MEDAN — Tingginya korupsi yang mengganggu iklim berbisnis di Indonesia antara lain dipengaruhi sulitnya pelaku usaha mendapatkan pasok listrik. Padahal kemudahan mendapatkan listrik itu berpengaruh pada kemudahan berbisnis yang pada gilirannya memacu pertumbuhan ekonomi,
Promosi Jalur Mudik Pantura Jawa Makin Adem Berkat Trembesi
Sorotan itu dikemukakan Dadang Trisasongko, Sekretaris Jenderal Transparansi Intenasional Indonesia dalam konferensi pers Third Senior Officials’ Meeting (SOM 3) Asia-Pacific Economic Cooperation (APEC) di Hotel Santika Dyandra Medan, Senin (24/6/2013). Konferensi pers itu digelar seiring pelaksanaan SOM 3 APEC, Sabtu (22/6/2013) hingga 6 Juli 2013.
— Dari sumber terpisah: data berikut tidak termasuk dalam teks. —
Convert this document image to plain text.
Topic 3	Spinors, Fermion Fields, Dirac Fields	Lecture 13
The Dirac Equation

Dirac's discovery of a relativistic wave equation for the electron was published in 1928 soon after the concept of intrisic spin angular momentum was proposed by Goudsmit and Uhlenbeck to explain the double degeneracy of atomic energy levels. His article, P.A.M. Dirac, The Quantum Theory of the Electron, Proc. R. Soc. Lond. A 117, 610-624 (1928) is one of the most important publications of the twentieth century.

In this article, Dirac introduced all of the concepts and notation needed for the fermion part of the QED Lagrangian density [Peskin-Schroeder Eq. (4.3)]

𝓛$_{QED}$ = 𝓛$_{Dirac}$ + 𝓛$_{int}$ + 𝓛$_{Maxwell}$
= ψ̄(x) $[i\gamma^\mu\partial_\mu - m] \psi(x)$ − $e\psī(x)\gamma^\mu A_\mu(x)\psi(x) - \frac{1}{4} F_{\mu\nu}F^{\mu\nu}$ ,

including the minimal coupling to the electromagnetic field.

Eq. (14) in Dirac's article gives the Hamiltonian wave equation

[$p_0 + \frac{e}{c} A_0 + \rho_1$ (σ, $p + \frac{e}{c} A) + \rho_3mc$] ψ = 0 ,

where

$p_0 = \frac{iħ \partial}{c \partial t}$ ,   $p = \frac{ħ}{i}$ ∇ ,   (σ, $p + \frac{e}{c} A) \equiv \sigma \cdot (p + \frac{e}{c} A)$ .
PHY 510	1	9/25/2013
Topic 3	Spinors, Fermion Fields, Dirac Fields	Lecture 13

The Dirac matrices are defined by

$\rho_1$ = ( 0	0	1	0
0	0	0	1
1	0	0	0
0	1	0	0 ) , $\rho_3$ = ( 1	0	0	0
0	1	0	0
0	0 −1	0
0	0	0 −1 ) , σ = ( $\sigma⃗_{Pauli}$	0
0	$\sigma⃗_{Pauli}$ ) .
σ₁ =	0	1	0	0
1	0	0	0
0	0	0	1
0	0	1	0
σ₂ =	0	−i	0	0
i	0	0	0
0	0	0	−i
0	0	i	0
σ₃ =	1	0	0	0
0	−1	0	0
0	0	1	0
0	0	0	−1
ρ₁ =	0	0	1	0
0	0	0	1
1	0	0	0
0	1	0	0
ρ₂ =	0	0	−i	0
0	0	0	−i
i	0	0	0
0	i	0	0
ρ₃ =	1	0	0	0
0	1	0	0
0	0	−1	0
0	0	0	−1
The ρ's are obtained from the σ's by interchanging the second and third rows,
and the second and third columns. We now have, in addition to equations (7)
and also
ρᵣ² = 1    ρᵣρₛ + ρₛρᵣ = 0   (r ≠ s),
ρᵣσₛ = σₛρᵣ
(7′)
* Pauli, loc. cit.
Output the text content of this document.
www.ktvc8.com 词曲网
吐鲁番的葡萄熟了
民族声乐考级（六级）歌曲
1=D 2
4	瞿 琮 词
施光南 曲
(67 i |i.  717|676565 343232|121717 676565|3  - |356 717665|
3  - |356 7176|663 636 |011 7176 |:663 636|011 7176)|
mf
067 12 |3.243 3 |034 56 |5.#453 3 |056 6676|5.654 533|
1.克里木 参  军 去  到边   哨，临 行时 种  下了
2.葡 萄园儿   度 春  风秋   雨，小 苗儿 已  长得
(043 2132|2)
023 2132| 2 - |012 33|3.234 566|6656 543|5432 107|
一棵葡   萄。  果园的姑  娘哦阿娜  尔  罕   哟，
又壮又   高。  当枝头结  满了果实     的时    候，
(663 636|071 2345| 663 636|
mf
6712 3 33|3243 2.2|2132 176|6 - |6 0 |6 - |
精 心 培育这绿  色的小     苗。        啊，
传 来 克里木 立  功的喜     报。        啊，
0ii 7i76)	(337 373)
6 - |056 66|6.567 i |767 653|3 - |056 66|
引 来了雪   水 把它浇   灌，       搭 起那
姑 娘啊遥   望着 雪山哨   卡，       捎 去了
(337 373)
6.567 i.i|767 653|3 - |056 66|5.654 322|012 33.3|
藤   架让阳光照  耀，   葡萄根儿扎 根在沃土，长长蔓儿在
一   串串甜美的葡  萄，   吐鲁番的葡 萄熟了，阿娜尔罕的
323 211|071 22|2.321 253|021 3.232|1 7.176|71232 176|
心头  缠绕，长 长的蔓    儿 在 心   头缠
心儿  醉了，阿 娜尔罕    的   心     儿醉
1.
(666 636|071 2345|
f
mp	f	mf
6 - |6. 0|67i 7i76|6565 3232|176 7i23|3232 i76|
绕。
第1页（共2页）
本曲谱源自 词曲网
Dadang menyebutkan dalam survei terakhir, peringkat kemudahan berbisnis Indonesia berada pada posisi ke-128 dari ke-185 negara di dunia. Dibandingkan dengan negara Asean, Indonesia hanya lebih baik dari Filipina yang berada pada peringkat ke-138.
Sementara jika dibandingkan dengan Malaysia pada peringkat ke-12, Thailand pada peringkat ke-18 dan Vietnam pada peringkat ke-99, Indonesia jauh tertinggal. Indonesia hanya lebih baik dari Brazil ke-130, dan India ke-132.
“Faktor yang menyebabkan indeks bisnis adalah salah satunya kemudahan mendapatkan listrik. Negara-negara dengan ranking yang lebih baik itu memiliki peluang pertumbuhan ekonomi yang lebih besar karena kemudahan berbisnis,” tuturnya.
Sanksi akibat praktik suap dan korupsi yang dilakukan oleh sektor swasta belum diadopsi oleh Indonesia di dalam UU Tipikor sebagai sebuah tindak kejahatan. Padahal, mendorong sektor swasta agar antikorupsi itu penting.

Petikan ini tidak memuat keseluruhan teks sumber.